Big Tech Needs $2 Trillion In AI Revenue By 2030 or They Wasted Their Capex

Edward Zitron 39 min read
Table of Contents

As I've established again and again, we are in an AI bubble, and no, I cannot tell you when the bubble will pop, because we're in the stupidest financial era since the great financial crisis — though, I hope, not quite as severe in its eventually apocalyptic circumstances.

By the end of the year, Microsoft, Amazon, Google and Meta will have spent over $400bn in capital expenditures, much of it focused on building AI infrastructure, on top of $228.4bn in capital expenditures in 2024 and around $148bn in capital expenditures in 2023, for a total of around $776bn in the space of three years.

At some point, all of these bills will have to come due.

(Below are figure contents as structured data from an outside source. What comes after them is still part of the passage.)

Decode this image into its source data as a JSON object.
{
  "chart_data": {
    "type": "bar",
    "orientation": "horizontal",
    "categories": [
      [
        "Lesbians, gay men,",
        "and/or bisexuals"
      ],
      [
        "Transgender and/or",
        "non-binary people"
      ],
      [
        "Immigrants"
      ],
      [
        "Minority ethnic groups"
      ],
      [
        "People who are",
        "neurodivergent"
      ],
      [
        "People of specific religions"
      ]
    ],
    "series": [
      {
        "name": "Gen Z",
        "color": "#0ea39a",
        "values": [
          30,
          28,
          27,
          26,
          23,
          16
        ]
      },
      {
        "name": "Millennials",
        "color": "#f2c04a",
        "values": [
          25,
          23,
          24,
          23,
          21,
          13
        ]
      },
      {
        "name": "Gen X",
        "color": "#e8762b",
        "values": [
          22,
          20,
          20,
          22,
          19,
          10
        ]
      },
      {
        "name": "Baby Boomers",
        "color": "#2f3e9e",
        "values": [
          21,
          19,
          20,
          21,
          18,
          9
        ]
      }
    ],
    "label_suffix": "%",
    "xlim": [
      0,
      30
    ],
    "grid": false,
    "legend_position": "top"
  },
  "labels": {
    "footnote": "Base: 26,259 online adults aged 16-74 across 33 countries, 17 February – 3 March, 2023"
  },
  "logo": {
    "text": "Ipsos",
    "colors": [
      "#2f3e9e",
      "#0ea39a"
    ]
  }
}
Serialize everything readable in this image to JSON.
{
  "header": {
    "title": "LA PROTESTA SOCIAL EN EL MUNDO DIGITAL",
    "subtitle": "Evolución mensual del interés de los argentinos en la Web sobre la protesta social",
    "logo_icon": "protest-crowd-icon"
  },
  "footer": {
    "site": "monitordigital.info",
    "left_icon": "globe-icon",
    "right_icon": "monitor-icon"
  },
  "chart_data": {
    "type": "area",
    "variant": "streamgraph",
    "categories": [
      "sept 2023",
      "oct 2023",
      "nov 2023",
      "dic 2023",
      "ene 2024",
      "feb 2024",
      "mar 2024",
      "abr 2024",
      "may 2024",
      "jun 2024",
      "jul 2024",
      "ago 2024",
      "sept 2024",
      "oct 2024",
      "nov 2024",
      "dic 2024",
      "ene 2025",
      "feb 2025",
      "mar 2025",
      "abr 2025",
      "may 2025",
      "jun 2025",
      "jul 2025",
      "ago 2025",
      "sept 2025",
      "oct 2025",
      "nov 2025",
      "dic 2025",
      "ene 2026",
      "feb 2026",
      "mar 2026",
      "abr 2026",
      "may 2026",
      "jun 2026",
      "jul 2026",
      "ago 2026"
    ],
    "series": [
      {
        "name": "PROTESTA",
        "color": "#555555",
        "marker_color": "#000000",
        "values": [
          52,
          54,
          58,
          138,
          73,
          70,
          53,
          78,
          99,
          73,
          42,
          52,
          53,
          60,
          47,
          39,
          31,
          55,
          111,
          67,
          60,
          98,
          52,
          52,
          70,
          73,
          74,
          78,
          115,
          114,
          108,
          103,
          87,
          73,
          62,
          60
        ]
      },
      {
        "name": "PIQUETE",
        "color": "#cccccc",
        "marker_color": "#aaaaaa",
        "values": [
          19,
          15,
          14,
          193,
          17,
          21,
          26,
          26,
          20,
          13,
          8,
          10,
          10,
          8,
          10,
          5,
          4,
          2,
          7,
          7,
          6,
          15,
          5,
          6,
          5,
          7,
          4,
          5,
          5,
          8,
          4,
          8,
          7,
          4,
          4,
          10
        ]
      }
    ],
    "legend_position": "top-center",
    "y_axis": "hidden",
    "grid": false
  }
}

You see, big tech has been given incredible grace by the markets, never having to actually show that their revenue growth is coming from selling AI or AI-related services. Only Microsoft ever bothered, piping up in October 2024 to say it was making $833 million a month ($10bn ARR) from AI and then $1.08 billion a month in January 2025 ($13bn ARR), and then choosing to never report it again. 

As reported by The Information, $10bn of Microsoft’s Azure revenue this year will come from OpenAI’s spend on compute, which, also reported by The Information, is paid at “...a heavily discounted rental rate that essentially only covers Microsoft’s costs for operating the servers.” 

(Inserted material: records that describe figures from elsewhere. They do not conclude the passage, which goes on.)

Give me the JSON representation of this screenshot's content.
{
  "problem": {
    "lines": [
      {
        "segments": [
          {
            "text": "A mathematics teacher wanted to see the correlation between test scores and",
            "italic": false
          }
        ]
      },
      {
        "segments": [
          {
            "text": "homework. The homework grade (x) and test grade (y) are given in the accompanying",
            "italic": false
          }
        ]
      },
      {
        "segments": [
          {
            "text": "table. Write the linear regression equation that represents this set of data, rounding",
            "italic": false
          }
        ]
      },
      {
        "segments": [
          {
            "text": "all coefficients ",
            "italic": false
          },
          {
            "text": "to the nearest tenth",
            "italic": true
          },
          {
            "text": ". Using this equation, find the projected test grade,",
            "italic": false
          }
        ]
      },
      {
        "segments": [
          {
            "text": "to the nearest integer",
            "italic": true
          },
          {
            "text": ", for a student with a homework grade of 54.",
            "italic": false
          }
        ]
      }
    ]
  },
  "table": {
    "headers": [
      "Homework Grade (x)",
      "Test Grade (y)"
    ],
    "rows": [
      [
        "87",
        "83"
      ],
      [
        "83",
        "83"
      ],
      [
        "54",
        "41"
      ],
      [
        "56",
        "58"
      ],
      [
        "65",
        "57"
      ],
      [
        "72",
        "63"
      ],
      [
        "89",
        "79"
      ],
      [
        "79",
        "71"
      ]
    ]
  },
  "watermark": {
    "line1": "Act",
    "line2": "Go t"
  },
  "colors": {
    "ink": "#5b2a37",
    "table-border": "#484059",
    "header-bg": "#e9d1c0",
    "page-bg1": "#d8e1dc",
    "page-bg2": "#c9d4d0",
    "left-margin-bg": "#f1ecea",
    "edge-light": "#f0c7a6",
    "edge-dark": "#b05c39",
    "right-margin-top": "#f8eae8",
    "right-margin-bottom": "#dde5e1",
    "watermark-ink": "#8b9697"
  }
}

It’s absolutely astonishing that such egregious expenditures have never brought with them any scrutiny of the actual return on investment, or any kind of demands for disclosure of the resulting revenue. As a result, big tech has used their already-successful products and existing growth to pretend that something is actually happening other than Satya Nadella standing with his hands on his hips and talking about his favourite ways to use Copilot, a product that so unpopular that only eight million active Microsoft 365 customers are paying for it out of over 440 million users.

Sidenote: Speaking of unpopularity, Microsoft is currently being sued in Australia for raising the cost of the personal versions of Office 365 to reflect the integration of Copilot and other features, and hiding the fact from users that they could continue using the software they were already using, and at the same price

This stuff is so unpopular, the world’s biggest and most powerful software company — and one with a virtual monopoly on the office productivity market — had to use dark patterns to get people to pay for this stuff.  

Earlier in the week, OpenAI announced that it had “successfully converted to a more traditional corporate structure,” giving Microsoft a 27% position in the new entity worth $130bn, with the Wall Street Journal vaguely saying that Microsoft will also have “the ability to get more ownership as the for-profit becomes more valuable.” 

Said deal also brought with it a commitment to spend $250bn on Microsoft Azure, which Microsoft has booked as “remaining performance obligations” in the same way that Oracle stuffed its RPOs with $300bn dollars from OpenAI, a company that cannot afford to pay either company even a tenth of those obligations and is on the hook for over a trillion dollars in the next four years.

But OpenAI isn’t the only one with a bill coming due.

As we speak, the markets are still in the thrall of an egregious, hype-stuffed bubble, with the hogs of Wall Streets braying and oinking their loudest as Jensen Huang claims — without any real breakdown as to who is buying them — that NVIDIA has over $500bn in bookings for its AI chips, with little worry about whether there’s enough money to actually pay for all of those GPUs or, more operatively, whether anybody plugging them in is making any profits off of them.

To be clear, everybody is losing money on AI. Every single startup, every single hyperscaler, everybody who isn’t selling GPUs or servers with GPUs inside them is losing money on AI. No matter how many headlines or analyst emissions you consume, the reality is that big tech has sunk over half a trillion dollars into this bullshit for two or three years, and they are only losing money. 

So, at what point does all of this become worth it? 

Actually, let me reframe the question: how does any of this become worthwhile?Today, I’m going to try and answer the question, and have ultimately come to a brutal conclusion: due to the onerous costs of building data centers, buying GPUs and running AI services, big tech has to add $2 Trillion in AI revenue in the next four years. Honestly, I think they might need more.

No, really. Big tech has already spent $605 billion in capital expenditures since 2023, with a chunk of that dedicated to 5-year-old (A100) and 4-year-old (H100) GPUs, and the rest dedicated to buying Blackwell chips that The Information reports have gross margins of negative 100%:

Big tech’s lack of tangible revenue (let alone profits) from selling AI services only compounds the problem, meaning every dollar of capex burned on AI is currently putting these companies further in the hole. 

Yet there’s also another problem - that GPUs are uniquely expensive to purchase, run and maintain, requiring billions of dollars of data center construction and labor before you can even make a dollar.

Worse still, their value decays every single year, in part thanks to the physics of heat and electricity, and NVIDIA releasing a new chip every single year.